On the show and in plays and revues [Baxter] produces in the small theater on the Baxter’s ground floor he skewers local politicians, whom he blames for letting the city turn the Rockaways into “the toilet of New York City.”
The rooms at the Baxter are smaller than some elevators. The one visited recently had a ceiling and walls painted powder blue. There was a bald light bulb in a ceiling fixture, a dresser, a mini-refrigerator, an itchy bed with mismatched sheets and a television equipped with an antenna, not cable.
Air-conditioners are banned at the Baxter because its old electrical system could not support them, but with the door open, a salty breeze sweeps through the room and makes even sweltering days tolerable.
At night, the soundtrack is an overlay of arguments, children chanting, adults making love, a ballgame, talk radio, pop, rap, sitcom laugh-tracks and low-flying jets bound for Kennedy Airport. NYTimes
Baxter also maintains the Rockaway Park Playhouse on the ground floor, which periodically presents stage plays in which he himself acts.
John Baxter. NY Times
Baxter’s is neighbored by the decrepit and now-closed Hotel Lawrence and the Rockaway Park Hotel, which, like Baxter’s, caters to transients. above photo: Bridge and Tunnel Club
The Rockaway Park station, the terminus of the A train, was opened in 1917 as the last stop on the Long Island Rail Road Rockaway Branch (a “wye” diverts the train in two directions from Broad Channel, one west to Rockaway Park, the other east to Mott Avenue). The Mott Avenue station was once continuous with the end of the LIRR Far Rockaway line on Nameoke Street but the connection was severed when the LIRR ended service over Jamaica Bay.
Rock Park’s resemblance to a LIRR station, shown on this FNY subway stationhouses page, is gradually being eliminated by station renovations.
Flight 587
American Airlines Flight 587, leaving from nearby JFK Airport and bound for the Dominican Republic, crashed into the Rockaway peninsula in Belle Harbor shortly after takeoff on November 12, 2001. It was the second NYC air tragedy in just over 2 months, coming of course on the heels of the terrorism of 9/11/01. Studies are inconclusive but point to, perhaps, crew overcompensation for air turbulence caused by proximity to the plane that took off from JFK immediately before Flight 587. 260 passengers and crew perished as well as five persons on the ground.

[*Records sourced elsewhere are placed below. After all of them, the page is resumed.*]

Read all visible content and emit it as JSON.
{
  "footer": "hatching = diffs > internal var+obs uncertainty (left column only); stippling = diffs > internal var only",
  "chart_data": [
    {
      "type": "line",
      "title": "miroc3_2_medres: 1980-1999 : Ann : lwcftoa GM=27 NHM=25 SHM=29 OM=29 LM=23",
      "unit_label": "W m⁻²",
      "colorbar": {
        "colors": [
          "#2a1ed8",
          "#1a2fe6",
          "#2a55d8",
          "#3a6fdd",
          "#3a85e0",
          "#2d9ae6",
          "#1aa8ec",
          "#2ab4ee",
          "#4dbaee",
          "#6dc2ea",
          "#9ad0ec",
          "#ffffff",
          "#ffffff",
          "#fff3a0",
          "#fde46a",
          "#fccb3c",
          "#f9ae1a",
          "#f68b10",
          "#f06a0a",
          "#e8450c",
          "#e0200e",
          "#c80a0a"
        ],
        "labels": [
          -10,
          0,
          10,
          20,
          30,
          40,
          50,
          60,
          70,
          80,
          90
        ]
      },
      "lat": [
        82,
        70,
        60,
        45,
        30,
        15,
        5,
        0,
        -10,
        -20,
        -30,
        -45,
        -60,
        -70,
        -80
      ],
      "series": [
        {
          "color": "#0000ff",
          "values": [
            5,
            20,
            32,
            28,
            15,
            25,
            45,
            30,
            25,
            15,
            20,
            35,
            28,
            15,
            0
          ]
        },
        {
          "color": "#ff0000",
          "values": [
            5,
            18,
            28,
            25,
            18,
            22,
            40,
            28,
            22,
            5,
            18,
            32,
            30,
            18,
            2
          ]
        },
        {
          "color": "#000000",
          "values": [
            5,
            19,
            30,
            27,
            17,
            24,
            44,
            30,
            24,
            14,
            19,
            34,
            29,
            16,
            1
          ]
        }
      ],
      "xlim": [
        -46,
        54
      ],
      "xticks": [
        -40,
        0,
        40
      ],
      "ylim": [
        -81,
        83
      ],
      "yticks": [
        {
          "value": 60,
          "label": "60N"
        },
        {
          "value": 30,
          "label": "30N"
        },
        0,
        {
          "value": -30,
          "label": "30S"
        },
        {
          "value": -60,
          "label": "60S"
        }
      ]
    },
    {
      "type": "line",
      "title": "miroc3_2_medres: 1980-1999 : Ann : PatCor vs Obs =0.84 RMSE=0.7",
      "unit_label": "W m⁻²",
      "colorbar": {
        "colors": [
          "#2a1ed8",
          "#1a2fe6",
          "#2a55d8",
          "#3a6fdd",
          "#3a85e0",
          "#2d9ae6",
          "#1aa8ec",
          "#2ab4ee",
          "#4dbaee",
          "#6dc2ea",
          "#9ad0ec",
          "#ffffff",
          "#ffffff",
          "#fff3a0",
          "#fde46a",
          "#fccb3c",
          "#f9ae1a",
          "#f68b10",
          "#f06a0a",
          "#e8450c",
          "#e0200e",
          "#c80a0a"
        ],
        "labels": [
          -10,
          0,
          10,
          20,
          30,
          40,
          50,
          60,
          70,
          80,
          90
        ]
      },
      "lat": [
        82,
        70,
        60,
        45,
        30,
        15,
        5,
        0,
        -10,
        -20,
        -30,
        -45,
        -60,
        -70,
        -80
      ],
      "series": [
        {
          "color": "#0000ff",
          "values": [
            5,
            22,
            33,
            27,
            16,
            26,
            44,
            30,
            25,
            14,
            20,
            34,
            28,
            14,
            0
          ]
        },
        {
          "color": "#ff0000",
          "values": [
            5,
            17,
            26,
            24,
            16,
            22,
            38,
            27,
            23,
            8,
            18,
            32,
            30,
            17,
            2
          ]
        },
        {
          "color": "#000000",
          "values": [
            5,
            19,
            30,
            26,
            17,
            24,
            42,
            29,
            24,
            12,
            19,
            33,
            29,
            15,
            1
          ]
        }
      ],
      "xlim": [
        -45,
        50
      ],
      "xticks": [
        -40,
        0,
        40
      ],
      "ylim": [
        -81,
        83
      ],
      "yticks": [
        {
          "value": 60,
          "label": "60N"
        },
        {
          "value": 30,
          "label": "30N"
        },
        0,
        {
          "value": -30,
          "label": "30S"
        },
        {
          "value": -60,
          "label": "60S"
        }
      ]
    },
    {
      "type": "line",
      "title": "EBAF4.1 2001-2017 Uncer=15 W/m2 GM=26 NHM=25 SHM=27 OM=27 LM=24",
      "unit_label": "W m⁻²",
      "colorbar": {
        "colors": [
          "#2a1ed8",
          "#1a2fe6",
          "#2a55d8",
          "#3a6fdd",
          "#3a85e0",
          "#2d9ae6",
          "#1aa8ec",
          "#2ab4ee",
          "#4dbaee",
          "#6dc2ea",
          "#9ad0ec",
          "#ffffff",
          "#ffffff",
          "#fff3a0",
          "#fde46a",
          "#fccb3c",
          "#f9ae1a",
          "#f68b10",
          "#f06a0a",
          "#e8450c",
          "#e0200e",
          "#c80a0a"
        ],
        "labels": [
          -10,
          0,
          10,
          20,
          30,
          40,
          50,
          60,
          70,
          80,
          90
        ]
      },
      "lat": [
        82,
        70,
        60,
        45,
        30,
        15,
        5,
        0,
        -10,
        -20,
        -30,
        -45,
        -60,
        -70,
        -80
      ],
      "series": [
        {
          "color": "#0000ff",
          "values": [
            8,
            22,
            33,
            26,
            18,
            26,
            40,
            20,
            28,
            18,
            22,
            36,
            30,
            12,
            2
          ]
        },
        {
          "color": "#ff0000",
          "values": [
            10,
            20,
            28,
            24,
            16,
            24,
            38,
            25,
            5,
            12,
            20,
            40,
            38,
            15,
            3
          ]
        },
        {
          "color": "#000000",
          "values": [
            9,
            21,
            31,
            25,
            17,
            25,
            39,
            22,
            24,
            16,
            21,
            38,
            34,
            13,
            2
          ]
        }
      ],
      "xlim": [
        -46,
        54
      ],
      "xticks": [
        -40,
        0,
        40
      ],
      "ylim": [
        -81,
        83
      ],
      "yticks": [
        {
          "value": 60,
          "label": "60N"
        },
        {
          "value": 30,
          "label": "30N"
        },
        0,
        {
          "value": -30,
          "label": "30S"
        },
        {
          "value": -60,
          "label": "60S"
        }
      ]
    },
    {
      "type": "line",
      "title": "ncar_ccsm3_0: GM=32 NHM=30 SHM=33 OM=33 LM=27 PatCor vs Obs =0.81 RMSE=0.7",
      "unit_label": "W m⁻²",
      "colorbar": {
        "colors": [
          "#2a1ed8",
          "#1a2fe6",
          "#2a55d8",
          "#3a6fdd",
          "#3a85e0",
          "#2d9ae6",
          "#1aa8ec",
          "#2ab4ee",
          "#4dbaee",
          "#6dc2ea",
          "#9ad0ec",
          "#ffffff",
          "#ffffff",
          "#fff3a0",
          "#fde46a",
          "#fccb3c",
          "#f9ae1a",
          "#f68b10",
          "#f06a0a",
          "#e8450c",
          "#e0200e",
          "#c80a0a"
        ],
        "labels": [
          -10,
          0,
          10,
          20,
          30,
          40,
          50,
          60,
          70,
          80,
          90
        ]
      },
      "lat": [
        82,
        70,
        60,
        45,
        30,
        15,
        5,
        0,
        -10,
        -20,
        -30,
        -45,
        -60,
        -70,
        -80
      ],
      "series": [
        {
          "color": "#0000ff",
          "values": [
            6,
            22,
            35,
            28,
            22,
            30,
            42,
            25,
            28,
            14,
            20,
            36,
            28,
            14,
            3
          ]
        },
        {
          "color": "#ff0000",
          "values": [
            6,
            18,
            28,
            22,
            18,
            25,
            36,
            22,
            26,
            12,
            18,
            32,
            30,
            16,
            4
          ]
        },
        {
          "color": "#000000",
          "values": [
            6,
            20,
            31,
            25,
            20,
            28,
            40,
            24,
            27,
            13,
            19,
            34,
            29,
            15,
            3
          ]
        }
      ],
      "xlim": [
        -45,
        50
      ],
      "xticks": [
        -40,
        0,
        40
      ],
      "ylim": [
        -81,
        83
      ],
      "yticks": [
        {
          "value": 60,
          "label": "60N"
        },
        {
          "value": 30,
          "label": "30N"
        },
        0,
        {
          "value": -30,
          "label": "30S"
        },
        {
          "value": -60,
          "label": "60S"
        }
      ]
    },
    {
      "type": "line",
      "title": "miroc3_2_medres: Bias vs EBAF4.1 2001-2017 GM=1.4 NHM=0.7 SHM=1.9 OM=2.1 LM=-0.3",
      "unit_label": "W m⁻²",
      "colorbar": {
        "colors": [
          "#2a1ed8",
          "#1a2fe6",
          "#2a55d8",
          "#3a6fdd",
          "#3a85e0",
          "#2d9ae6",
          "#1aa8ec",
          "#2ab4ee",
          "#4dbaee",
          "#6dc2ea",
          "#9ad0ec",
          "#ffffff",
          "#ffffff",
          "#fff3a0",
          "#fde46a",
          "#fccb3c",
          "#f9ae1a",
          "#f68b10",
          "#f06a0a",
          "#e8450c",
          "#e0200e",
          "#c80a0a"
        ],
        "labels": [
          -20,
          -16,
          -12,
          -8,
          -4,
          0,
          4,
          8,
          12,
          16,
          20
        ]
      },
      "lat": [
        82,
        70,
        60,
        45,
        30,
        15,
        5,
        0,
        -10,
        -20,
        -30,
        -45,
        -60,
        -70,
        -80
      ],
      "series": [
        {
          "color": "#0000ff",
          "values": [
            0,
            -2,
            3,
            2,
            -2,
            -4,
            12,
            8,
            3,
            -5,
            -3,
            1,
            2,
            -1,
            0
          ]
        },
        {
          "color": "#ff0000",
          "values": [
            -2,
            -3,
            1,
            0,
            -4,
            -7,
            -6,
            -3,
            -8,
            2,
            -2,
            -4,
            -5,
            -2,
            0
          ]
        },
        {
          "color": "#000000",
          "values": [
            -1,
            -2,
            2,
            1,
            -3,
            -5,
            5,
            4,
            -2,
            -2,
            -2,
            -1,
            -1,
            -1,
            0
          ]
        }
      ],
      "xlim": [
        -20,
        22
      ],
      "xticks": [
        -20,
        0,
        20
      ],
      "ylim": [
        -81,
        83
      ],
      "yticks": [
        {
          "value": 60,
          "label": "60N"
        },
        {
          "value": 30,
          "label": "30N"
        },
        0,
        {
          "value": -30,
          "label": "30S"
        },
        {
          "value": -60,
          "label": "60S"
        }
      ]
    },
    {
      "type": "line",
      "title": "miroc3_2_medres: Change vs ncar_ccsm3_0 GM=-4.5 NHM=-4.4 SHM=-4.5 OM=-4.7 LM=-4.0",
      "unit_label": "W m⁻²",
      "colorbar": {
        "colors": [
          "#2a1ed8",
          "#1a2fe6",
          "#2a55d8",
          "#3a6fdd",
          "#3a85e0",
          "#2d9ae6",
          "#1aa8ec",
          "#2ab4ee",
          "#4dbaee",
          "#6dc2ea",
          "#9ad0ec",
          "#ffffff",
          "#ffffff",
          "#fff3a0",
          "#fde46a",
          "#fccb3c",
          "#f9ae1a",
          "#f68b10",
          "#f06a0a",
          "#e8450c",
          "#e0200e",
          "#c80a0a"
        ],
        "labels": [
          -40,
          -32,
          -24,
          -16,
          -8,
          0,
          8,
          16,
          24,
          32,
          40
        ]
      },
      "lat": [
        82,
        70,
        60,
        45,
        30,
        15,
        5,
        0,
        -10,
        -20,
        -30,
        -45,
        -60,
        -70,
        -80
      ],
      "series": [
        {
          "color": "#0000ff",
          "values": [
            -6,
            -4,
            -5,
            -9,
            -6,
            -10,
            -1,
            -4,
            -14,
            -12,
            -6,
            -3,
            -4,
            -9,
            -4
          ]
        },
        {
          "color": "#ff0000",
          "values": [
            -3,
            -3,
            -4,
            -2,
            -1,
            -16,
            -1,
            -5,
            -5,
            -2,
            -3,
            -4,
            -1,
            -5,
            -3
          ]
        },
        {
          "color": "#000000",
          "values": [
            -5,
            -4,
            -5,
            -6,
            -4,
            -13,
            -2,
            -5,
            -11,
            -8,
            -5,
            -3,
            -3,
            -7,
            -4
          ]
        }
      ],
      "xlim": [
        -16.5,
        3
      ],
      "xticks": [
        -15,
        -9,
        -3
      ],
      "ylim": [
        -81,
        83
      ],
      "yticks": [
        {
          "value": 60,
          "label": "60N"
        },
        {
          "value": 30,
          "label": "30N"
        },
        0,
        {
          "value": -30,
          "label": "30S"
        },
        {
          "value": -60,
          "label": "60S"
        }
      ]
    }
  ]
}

A poignant monument, designed by Domincan artist Freddy Rodriguez, was dedicated November 12, 2006, by Mayor Michael Bloomberg 5 years after the crash. Its windows and door are angled toward the Atlantic Ocean and beyond, the Dominican Republic.
The memorial is inscribed with the victims’ names and a description of the events of the tragic day.
The doorway is inscribed with the nationalities of the crash victims, and a quote from Dominican poet Pedro Mir: Después yo quiero no más que paz, or, “Afterwards, I want only peace.”